For the curious, the little gray spots on the spar webbing are areas that were scratched during leading edge installation that I later sanded out and primed.  Also, the red and white wires that seem to curl off to the right are the Dynon pitot heater and status light wires I strung earlier.  They're just pushed out of the way for now.  You can also see the extra wires I added for my landing lights.  More on that in a later post.

I also decided to countersink the PBK-12 Gretz Aero bracket after match-drilling and tapping the holes in the probe.  Because the bracket surface is curved, I c'sunk by hand with a deburring bit, very slowly.

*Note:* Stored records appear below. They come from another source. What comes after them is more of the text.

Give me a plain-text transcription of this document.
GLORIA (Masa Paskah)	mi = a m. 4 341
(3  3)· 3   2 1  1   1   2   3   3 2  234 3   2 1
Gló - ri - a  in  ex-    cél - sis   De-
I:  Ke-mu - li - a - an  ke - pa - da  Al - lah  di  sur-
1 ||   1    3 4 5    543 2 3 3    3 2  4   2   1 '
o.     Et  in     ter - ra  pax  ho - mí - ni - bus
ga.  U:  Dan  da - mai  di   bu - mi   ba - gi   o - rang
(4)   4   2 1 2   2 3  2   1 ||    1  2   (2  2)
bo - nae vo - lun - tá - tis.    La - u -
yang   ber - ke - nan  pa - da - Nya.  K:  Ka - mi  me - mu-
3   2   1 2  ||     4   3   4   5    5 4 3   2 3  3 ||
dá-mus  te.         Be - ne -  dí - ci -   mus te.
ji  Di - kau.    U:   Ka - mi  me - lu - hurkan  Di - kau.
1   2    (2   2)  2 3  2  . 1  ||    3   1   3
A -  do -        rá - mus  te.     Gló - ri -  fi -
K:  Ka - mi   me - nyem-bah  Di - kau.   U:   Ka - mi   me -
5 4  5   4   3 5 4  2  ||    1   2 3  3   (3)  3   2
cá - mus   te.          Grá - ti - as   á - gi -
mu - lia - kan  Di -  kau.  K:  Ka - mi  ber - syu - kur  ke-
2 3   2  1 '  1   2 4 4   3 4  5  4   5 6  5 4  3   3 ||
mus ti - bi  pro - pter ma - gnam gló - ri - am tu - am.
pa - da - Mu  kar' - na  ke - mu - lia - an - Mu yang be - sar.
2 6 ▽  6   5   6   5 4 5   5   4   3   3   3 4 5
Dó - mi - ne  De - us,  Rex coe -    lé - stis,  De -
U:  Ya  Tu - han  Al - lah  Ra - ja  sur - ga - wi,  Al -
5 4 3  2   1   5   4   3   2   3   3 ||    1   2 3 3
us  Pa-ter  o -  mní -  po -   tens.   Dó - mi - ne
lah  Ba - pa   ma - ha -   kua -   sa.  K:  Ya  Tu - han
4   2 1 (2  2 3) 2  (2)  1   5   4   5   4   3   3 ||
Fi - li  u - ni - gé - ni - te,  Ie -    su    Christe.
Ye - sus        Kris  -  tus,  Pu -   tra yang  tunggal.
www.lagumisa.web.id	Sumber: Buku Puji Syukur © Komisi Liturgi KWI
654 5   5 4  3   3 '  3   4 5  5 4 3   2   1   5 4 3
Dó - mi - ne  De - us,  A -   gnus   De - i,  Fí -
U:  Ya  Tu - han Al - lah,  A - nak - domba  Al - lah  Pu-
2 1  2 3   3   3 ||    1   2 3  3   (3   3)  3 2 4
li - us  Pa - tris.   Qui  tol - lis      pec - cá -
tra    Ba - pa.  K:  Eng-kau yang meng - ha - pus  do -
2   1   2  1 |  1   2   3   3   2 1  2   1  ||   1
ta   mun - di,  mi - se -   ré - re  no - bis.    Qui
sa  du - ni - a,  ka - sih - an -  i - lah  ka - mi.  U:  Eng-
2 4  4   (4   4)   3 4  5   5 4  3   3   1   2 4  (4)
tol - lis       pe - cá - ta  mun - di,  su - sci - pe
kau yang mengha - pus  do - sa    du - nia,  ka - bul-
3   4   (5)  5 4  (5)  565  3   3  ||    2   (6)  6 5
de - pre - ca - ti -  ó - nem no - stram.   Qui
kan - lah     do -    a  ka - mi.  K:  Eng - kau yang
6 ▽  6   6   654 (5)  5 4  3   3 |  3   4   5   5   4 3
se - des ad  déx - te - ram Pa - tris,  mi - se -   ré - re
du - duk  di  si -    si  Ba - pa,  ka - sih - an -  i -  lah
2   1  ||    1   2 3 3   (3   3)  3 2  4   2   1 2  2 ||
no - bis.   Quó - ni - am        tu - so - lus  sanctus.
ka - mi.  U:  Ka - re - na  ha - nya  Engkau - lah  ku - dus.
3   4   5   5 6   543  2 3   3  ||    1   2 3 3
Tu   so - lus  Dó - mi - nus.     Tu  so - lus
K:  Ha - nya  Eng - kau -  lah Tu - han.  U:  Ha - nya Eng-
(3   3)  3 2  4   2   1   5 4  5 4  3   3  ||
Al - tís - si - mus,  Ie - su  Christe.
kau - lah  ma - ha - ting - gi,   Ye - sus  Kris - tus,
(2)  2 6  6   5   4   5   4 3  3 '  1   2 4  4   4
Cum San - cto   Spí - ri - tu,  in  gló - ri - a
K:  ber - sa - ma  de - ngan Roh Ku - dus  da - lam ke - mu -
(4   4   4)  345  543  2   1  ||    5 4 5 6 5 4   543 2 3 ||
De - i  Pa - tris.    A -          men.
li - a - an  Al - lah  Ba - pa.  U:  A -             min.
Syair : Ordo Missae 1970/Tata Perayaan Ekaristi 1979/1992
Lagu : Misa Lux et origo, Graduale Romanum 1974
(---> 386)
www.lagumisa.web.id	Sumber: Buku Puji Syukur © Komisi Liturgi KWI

Off to the right side...A 7/16" hole was needed for the right wing pitot (following removal of the rivet that was originally there).  The plans call for this to be done on the left wing, of course.  But that's where the Dynon heated pitot will be.  What's interesting is how little leading edge skin remains on the aft side after that hole is drilled.  Prior to mounting the hardware, this will need to be primed.

Here's the right pitot hung with and without the cover.  I used the kit's clear tubing for the right side pitot to help differentiate it later at the panel.


You can see some Cherry Max rivets in a bag that I'll be using on the right inboard leading edge rib (Update 13-Nov-13:  I ended up using standard AN470AD4s just fine).  See here for explanation.